Tuesday, October 28, 2008

The Campaign for Honesty in Business!

The NZ Herald today reported that a real estate firm has been fined $7,500 for breaching the Fair Trading Act, following a case in December last year where an agent, let’s call him Tim because that’s his name, was sentenced for advertising a property as “buyer enquiry over $380,000″ when he knew the vendor would accept no less than $400,000.

This reminded me about a phone call I received last week from a popular cell-phone network. The salesman, let’s call him Bob, promptly ran into a speech offering me a free cell phone and all sorts of amazing bonuses in a call plan for my business and began the usual line of questioning resulting in “yes” answers to hook me into the conversation.

Something along the lines of …

“Would you like a top of the range cell-phone for free? Would you like 30 minutes of free call time?”
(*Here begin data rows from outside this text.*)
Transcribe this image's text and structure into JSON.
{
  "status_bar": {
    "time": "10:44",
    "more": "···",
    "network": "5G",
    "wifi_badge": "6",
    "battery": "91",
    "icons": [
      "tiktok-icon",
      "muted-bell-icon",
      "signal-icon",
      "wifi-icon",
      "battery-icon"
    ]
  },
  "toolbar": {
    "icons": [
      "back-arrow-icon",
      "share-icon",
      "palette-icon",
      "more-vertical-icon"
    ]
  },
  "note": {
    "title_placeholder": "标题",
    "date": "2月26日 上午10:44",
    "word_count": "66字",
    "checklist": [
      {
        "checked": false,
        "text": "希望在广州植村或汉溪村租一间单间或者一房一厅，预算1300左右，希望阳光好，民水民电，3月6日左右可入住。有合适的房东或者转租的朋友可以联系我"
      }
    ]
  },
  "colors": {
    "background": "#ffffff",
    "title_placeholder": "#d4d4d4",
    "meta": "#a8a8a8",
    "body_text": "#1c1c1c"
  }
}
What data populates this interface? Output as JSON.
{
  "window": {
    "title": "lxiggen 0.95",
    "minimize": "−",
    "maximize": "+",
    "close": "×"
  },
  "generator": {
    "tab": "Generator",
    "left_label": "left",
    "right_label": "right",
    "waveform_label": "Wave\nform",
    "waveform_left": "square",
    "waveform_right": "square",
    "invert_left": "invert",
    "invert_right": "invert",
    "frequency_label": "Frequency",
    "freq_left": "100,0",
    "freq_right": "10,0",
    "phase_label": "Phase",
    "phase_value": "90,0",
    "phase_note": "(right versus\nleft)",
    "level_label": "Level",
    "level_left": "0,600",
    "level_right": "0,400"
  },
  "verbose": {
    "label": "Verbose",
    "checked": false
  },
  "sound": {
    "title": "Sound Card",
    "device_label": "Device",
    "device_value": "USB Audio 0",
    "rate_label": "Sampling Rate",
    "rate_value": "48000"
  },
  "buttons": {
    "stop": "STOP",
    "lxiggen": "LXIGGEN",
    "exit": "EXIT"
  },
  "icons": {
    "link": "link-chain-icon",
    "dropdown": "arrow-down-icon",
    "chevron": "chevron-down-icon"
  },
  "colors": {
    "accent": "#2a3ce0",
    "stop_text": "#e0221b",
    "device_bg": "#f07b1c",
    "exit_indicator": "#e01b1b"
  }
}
I was very busy at the time but I always feel for these telemarketers as we’ve all had to make cold calls at some point. Particularly as I once answered “No” to the first question and completely stumped the unfortunate caller.

Wanting to cut to the chase, I asked a number of times what would be involved for me to get this amazing deal and the answer each time took us back to the beginning of the conversation:

“Well … you get a free cell phone and 30 minutes of call time”

After much banging the receiver against my head, I finally extracted the keystone of the entire conversation: I would have to sign up to a call plan that would cost $45 a month.

Had Bob answered my obviously impatient “let me get back to work” flavoured question at the beginning of the conversation, he would have discovered I only have a pre-pay cell phone which I rarely use for calls, with a total bill of $5 per month. Mostly spent replying to my fiancĂ©’s numerous texts.

Bob the cell-phone man and Tim the real estate guy both tried to hide the truth in order to gain interest and land a sale. The problem is, once the deception has been exposed, who’s going to trust the company enough to do business with them? Not me.

Two more topical examples of deception are the Telecom advertising series that uses actors to portray made-up Telecom clients, and the safety campaign for side air-bags that uses an actor rather than a genuine accident victim. Both of these examples have arguments for and against their deception.

However, I am a firm believer that honesty and business can still walk hand in hand down the happy path of success.